Trump made the unscheduled hush-hush side trip to south Florida in July 2022 just days before his defense lawyer was scheduled to search boxes for confidential materials, raising the suspicion that he moved some documents to keep them hidden, ABC News reported Monday.

“They were keeping this one quiet ... nobody knew about this trip,” one witness told investigators, ABC reported.

“I’m pretty sure (Trump) wants minimal people around,” Trump valet Walt Nauta texted a fellow longtime Mar-a-Lago employee the day before Trump arrived, the report added.

Special Counsel Jack Smith has long focused on Trump’s effort to thwart the federal probe into the classified documents, including preventing his own defense lawyer and federal investigators from finding all the documents he had stashed at the opulent waterfront club.

The questions investigators asked about the previously unreported Mar-a-Lago trip suggest that Smith believes it played a key role in Trump’s alleged obstruction effort after he got a subpoena demanding he return all the documents.

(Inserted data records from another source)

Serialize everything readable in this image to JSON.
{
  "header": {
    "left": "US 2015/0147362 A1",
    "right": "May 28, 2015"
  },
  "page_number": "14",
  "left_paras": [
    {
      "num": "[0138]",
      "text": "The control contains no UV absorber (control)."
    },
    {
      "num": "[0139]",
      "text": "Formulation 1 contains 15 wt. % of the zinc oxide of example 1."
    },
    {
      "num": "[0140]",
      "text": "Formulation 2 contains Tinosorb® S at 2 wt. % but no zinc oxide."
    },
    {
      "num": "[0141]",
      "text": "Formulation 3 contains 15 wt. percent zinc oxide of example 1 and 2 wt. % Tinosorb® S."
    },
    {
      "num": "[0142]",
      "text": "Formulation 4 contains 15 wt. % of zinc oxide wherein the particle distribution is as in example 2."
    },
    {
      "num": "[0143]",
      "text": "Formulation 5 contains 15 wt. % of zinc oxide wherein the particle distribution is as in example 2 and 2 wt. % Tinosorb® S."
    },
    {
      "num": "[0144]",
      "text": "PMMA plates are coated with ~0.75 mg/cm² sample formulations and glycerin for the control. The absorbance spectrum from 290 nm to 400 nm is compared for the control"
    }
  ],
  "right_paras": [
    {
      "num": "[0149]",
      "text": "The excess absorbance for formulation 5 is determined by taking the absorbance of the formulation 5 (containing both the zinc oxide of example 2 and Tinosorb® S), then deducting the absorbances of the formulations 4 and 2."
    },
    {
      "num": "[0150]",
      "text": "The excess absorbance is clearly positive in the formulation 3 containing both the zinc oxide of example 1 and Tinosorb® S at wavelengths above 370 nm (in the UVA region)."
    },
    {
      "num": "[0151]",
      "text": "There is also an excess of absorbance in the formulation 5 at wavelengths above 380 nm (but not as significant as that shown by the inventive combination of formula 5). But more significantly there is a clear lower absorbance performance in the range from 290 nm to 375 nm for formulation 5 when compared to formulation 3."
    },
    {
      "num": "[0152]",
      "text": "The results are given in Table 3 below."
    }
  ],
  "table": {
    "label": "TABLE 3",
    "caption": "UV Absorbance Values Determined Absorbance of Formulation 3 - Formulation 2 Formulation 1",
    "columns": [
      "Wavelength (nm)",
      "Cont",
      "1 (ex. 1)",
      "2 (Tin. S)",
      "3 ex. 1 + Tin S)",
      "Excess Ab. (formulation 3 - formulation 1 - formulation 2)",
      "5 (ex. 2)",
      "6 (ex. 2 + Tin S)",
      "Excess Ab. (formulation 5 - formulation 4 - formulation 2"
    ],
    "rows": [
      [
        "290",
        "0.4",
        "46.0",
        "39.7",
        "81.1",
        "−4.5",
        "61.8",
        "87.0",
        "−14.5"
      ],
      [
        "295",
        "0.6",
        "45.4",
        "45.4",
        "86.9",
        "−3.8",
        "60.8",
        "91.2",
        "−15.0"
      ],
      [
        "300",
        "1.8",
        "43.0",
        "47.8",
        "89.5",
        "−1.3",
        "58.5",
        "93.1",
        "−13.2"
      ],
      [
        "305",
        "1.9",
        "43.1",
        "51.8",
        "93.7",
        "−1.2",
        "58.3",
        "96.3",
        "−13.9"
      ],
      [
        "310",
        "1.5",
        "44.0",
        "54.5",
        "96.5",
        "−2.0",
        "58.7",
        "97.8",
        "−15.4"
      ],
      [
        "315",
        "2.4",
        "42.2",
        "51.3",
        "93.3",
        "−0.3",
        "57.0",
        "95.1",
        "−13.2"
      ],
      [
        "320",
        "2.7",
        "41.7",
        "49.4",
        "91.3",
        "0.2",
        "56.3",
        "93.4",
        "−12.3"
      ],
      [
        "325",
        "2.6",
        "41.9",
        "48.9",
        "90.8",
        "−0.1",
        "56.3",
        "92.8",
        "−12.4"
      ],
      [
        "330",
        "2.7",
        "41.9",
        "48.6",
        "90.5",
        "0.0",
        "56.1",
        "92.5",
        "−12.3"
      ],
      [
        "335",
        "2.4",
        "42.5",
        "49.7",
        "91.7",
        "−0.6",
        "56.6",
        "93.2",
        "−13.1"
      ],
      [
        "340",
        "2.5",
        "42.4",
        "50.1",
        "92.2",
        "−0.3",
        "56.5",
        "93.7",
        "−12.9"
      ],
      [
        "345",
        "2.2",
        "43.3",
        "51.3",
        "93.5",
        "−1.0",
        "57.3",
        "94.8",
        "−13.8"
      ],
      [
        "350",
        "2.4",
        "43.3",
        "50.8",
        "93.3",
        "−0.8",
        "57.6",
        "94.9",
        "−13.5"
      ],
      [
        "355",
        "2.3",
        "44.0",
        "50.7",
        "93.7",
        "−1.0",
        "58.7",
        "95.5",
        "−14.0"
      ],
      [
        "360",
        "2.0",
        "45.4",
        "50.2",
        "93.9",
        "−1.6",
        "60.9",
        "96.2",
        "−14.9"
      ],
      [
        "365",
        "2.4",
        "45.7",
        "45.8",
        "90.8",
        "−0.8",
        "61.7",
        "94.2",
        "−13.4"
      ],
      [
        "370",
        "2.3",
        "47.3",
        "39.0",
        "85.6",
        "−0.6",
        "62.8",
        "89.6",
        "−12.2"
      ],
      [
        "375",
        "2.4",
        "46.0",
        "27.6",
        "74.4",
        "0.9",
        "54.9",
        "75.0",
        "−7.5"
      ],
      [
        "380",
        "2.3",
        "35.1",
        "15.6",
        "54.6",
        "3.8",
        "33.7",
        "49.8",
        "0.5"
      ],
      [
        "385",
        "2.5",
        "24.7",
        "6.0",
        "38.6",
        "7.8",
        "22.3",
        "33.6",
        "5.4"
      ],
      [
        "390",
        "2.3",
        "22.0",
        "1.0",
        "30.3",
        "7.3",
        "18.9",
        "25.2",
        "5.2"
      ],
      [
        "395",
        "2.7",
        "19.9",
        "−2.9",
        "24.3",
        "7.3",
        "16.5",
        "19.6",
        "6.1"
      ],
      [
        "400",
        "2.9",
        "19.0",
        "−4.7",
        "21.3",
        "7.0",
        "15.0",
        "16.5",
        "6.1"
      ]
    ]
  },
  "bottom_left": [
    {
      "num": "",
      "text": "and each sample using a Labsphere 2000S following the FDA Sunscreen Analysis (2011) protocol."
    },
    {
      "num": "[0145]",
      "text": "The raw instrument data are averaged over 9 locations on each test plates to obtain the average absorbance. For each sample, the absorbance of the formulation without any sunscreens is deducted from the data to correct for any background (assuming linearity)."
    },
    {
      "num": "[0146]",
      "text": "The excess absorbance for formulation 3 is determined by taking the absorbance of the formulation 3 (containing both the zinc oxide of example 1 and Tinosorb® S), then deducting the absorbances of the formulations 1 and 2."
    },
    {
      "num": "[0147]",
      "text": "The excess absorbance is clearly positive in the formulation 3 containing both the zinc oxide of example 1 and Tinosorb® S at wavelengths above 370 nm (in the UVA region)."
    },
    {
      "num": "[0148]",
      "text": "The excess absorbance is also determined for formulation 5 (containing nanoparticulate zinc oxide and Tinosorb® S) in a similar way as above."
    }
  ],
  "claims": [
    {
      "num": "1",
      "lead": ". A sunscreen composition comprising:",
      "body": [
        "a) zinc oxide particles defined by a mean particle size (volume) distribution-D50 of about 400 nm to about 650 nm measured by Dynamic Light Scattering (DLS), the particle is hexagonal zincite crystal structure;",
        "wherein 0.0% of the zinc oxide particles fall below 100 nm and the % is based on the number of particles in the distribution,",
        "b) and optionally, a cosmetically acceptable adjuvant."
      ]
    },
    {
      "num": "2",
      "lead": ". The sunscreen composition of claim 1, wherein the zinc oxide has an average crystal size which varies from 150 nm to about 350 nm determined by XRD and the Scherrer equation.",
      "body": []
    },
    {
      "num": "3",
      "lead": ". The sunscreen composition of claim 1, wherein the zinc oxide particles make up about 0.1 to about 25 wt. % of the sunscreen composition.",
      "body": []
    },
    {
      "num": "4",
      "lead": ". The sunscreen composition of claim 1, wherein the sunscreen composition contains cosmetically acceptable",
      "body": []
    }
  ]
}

Surveillance video showed Nauta and Carlos De Oliveira, another Mar-a-Lago employee, moving boxes of documents in and out of a basement storage room in the days before defense attorney Evan Corcoran combed through them.

Trump also ordered locks changed on a closet in his personal residence at Mar-a-Lago around the same time, suggesting he stored some sensitive documents there to keep them away from Corcoran.

The FBI found hundreds of documents in an explosive search of Mar-a-Lago in August 2022. They also found many empty folders used to store classified documents, suggesting more documents may have been taken or misplaced.

They didn’t search Trump’s locked closet, a step that some have pinpointed as an error by investigators.

Trump is charged with mishandling documents and obstruction of justice. Nauta and De Oliveira are also charged with obstruction.

Corcoran’s detailed notes, which would normally be secret, were handed to Smith’s team after a senior federal judge ruled they fell under the so-called crime-fraud exception to attorney client privilege.

The trial, once expected to start this summer, has been delayed indefinitely by U.S. District Court Judge Aileen Cannon, who has vexed prosecutors with her glacial pace and favorable rulings for Trump.

Cannon held two pretrial hearings in the case Monday, including one focusing on the legality of Smith’s appointment by Attorney General Merrick Garland and another one on Smith’s request that she impose a gag order on Trump.

Trump’s defense also hopes to convince Cannon to overrule the decision about Corcoran’s notes, a move that could hobble the case.